Compassionate acceptance of our emotions: The three circles

(Today's blog is written by my friend and colleague Dr. Russell Kolts, the author of The Compassionate Mind Guide to Managing Your Anger. Russell is a deeply warm and wise soul, and he will soon be blogging with us regularly. DT)

One of the biggest challenges to working with difficult emotions like anxiety and anger is to accept them in the first place. It’s hard to do. We don’t want to accept them, because they don’t feel good. There are also lots of messages out there that seem to tell us that we should just be happy all of the time, and there is something wrong with us if we aren’t.

The problem is that if we get caught up in being ashamed of our emotions or running from them, we never build up the compassionate courage to work with them. This working starts with accepting our emotions as they are, nonjudgmentally…like allowing ourselves to simply notice what is on the plate before deciding whether or not we’re going to eat it. This is one reason mindfulness approaches have been so useful—mindfulness allows us to drop the judgments and shaming and to observe our mental experience just as it is, which creates some space that we can work with.

This space allows us to shift out of our troublesome habitual responses to emotions like anger and anxiety (for example, avoiding things that scare us or saying harsh things to those we care about). This Space allows us to ask questions, like “What would be helpful here?

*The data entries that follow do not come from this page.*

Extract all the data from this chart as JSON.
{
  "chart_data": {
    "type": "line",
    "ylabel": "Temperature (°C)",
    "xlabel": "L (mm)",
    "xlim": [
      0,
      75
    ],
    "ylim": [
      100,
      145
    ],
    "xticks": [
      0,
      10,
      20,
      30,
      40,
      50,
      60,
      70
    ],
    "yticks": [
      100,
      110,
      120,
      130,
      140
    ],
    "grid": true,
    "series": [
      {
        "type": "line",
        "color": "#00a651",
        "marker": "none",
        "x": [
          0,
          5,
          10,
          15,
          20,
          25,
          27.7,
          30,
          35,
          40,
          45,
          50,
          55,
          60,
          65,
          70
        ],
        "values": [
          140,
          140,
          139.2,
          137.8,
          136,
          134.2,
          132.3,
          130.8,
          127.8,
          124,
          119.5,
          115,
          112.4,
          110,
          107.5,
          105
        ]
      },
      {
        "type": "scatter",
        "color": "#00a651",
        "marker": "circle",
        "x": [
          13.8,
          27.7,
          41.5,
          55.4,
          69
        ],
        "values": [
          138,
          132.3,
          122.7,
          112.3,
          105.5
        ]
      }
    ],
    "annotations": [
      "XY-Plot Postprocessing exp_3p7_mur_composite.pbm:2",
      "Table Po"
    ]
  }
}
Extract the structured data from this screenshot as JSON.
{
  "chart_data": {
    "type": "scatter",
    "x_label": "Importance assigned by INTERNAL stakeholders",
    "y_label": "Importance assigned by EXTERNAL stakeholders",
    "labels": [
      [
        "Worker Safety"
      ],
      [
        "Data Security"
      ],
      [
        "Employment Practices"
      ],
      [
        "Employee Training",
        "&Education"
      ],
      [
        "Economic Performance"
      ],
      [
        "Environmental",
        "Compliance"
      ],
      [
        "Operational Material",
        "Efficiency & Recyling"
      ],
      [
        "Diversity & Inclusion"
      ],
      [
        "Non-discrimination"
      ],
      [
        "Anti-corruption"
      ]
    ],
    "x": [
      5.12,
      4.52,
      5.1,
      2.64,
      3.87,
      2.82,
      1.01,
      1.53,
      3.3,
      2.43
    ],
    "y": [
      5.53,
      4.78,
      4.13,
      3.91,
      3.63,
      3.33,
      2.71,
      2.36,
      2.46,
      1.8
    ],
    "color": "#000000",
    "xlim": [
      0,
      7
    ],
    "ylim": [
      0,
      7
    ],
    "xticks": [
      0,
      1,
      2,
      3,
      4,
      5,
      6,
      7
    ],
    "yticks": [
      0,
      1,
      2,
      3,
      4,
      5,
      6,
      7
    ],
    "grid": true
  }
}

What would help me feel safe as I work with this difficult situation?”

In Compassion-Focused Therapy, this mindful, compassionate method of relating to our emotions begins with an understanding of the “three circles” of emotion. This model is based in evolutionary psychology and the neuroscience of emotion, but it’s not terribly complicated. The idea is that we consider emotions as being grouped by evolutionary functions: those emotions that evolved to help us detect and respond to threats (anger, anxiety, disgust…), those emotions that evolved to motivate us to pursue goals and reward us for attaining them (excitement, attraction, ambition), and those emotions that help us to feel safe, at peace, and connected with others (contentment, safe, soothed). These emotions are linked with specific motivations (defensiveness and aggression; ambition; nurturing) and chemicals, like the stress hormones, dopamine and oxytocin.

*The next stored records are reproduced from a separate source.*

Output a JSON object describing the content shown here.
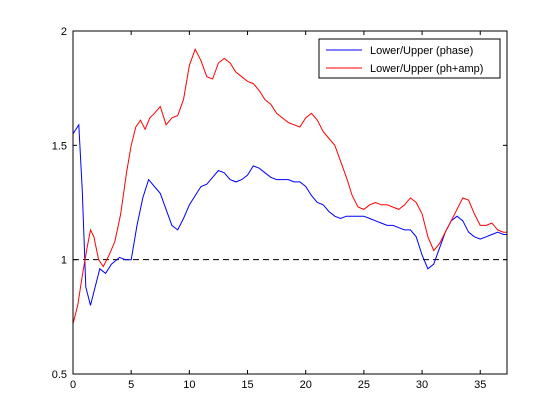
{
  "chart_data": {
    "type": "line",
    "xlim": [
      0,
      37.3
    ],
    "ylim": [
      0.5,
      2
    ],
    "x_ticks": [
      "0",
      "5",
      "10",
      "15",
      "20",
      "25",
      "30",
      "35"
    ],
    "y_ticks": [
      "0.5",
      "1",
      "1.5",
      "2"
    ],
    "reference_line": {
      "y": 1,
      "style": "dashed",
      "color": "#000000"
    },
    "legend_position": "top-right",
    "grid": false,
    "series": [
      {
        "name": "Lower/Upper (phase)",
        "color": "#0000ff",
        "x": [
          0,
          0.5,
          0.8,
          1.1,
          1.5,
          1.9,
          2.3,
          2.8,
          3.3,
          4.0,
          4.5,
          5.0,
          5.5,
          6.0,
          6.5,
          7.0,
          7.5,
          8.0,
          8.5,
          9.0,
          9.5,
          10.0,
          10.5,
          11.0,
          11.5,
          12.0,
          12.5,
          13.0,
          13.5,
          14.0,
          14.5,
          15.0,
          15.5,
          16.0,
          16.5,
          17.0,
          17.5,
          18.0,
          18.5,
          19.0,
          19.5,
          20.0,
          20.5,
          21.0,
          21.5,
          22.0,
          22.5,
          23.0,
          23.5,
          24.0,
          24.5,
          25.0,
          25.5,
          26.0,
          26.5,
          27.0,
          27.5,
          28.0,
          28.5,
          29.0,
          29.5,
          30.0,
          30.5,
          31.0,
          31.5,
          32.0,
          32.5,
          33.0,
          33.5,
          34.0,
          34.5,
          35.0,
          35.5,
          36.0,
          36.5,
          37.0,
          37.3
        ],
        "y": [
          1.55,
          1.59,
          1.3,
          0.88,
          0.8,
          0.88,
          0.96,
          0.94,
          0.98,
          1.01,
          1.0,
          1.0,
          1.15,
          1.27,
          1.35,
          1.32,
          1.29,
          1.22,
          1.15,
          1.13,
          1.18,
          1.24,
          1.28,
          1.32,
          1.33,
          1.36,
          1.39,
          1.38,
          1.35,
          1.34,
          1.35,
          1.37,
          1.41,
          1.4,
          1.38,
          1.36,
          1.35,
          1.35,
          1.35,
          1.34,
          1.34,
          1.32,
          1.28,
          1.25,
          1.24,
          1.21,
          1.19,
          1.18,
          1.19,
          1.19,
          1.19,
          1.19,
          1.18,
          1.17,
          1.16,
          1.15,
          1.15,
          1.14,
          1.13,
          1.13,
          1.1,
          1.02,
          0.96,
          0.98,
          1.05,
          1.12,
          1.17,
          1.19,
          1.17,
          1.12,
          1.1,
          1.09,
          1.1,
          1.11,
          1.12,
          1.11,
          1.11
        ]
      },
      {
        "name": "Lower/Upper (ph+amp)",
        "color": "#ff0000",
        "x": [
          0,
          0.4,
          0.8,
          1.2,
          1.5,
          1.8,
          2.2,
          2.6,
          3.1,
          3.6,
          4.1,
          4.6,
          5.0,
          5.4,
          5.8,
          6.2,
          6.6,
          7.0,
          7.5,
          8.0,
          8.5,
          9.0,
          9.5,
          10.0,
          10.5,
          11.0,
          11.5,
          12.0,
          12.5,
          13.0,
          13.5,
          14.0,
          14.5,
          15.0,
          15.5,
          16.0,
          16.5,
          17.0,
          17.5,
          18.0,
          18.5,
          19.0,
          19.5,
          20.0,
          20.5,
          21.0,
          21.5,
          22.0,
          22.5,
          23.0,
          23.5,
          24.0,
          24.5,
          25.0,
          25.5,
          26.0,
          26.5,
          27.0,
          27.5,
          28.0,
          28.5,
          29.0,
          29.5,
          30.0,
          30.5,
          31.0,
          31.5,
          32.0,
          32.5,
          33.0,
          33.5,
          34.0,
          34.5,
          35.0,
          35.5,
          36.0,
          36.5,
          37.0,
          37.3
        ],
        "y": [
          0.72,
          0.8,
          0.93,
          1.05,
          1.13,
          1.1,
          1.0,
          0.97,
          1.02,
          1.08,
          1.2,
          1.38,
          1.5,
          1.58,
          1.61,
          1.57,
          1.62,
          1.64,
          1.67,
          1.59,
          1.62,
          1.63,
          1.7,
          1.85,
          1.92,
          1.87,
          1.8,
          1.79,
          1.86,
          1.88,
          1.86,
          1.82,
          1.8,
          1.78,
          1.77,
          1.74,
          1.7,
          1.68,
          1.64,
          1.62,
          1.6,
          1.59,
          1.58,
          1.62,
          1.64,
          1.61,
          1.56,
          1.53,
          1.5,
          1.43,
          1.36,
          1.28,
          1.23,
          1.22,
          1.24,
          1.25,
          1.24,
          1.24,
          1.23,
          1.22,
          1.24,
          1.27,
          1.25,
          1.2,
          1.1,
          1.04,
          1.07,
          1.12,
          1.17,
          1.22,
          1.27,
          1.26,
          1.2,
          1.15,
          1.15,
          1.16,
          1.13,
          1.12,
          1.12
        ]
      }
    ]
  }
}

The point here is that we’re all born with evolved brains having specific structures and functions that produce these emotions, and we have them for a reason—they helped our ancestors survive and pass their genes along to us. These emotions aren’t a sign that something is wrong with us. Rather, they simply mean that we have perfectly normal human brains like everyone else. If we’re going to take responsibility for working with challenging emotions, we have to stop beating ourselves up for having them.

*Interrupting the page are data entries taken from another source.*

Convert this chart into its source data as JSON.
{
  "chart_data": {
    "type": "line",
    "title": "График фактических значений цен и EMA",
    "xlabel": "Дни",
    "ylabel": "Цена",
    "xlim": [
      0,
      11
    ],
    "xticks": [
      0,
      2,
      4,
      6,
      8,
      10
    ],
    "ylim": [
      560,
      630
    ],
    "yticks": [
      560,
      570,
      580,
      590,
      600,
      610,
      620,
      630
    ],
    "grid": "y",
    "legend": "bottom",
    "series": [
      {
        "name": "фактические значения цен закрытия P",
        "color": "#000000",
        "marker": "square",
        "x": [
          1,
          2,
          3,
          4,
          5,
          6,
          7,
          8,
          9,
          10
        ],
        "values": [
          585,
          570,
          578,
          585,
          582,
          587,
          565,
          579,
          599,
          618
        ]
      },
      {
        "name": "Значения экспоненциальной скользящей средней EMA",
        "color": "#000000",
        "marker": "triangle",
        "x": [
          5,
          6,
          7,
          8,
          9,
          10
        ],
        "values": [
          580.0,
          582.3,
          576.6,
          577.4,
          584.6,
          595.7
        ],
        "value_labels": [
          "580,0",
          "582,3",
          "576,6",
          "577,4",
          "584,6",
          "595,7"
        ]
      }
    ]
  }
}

This can be hard, as the way these emotions play out in us can cause us real problems. Our evolved fight and flight responses don’t work so well at the family dinner table or the board-room. This is complicated by the fact that many of us have had experiences that conditioned us to respond in ways that aren’t helpful, even as our backgrounds failed to give us what we needed to manage our difficult emotions. The key is to recognize that none of this is our fault. We didn’t choose our brains and bodies. We didn’t choose whether or not we were born into a situation with caretakers that could nurture us well and give our developing brains what they needed to help us develop good emotion-regulation. We didn’t choose our early conditioning experiences that may have taught us maladaptive ways of managing these powerful emotions.

But compassion doesn’t mean letting ourselves off the hook. We have LOTS of choices that we can make now. We can choose to accept that we and other people will have these emotions to struggle with, and extend warmth, acceptance, and kindness to ourselves as we do so. We can choose to access people who can help us learn new ways of working with these emotions and assist us in overcoming obstacles we’ve picked up along the way—like having difficulty trusting others. We can commit ourselves to working with our problems to create better lives for ourselves and those we care about. We can choose compassion.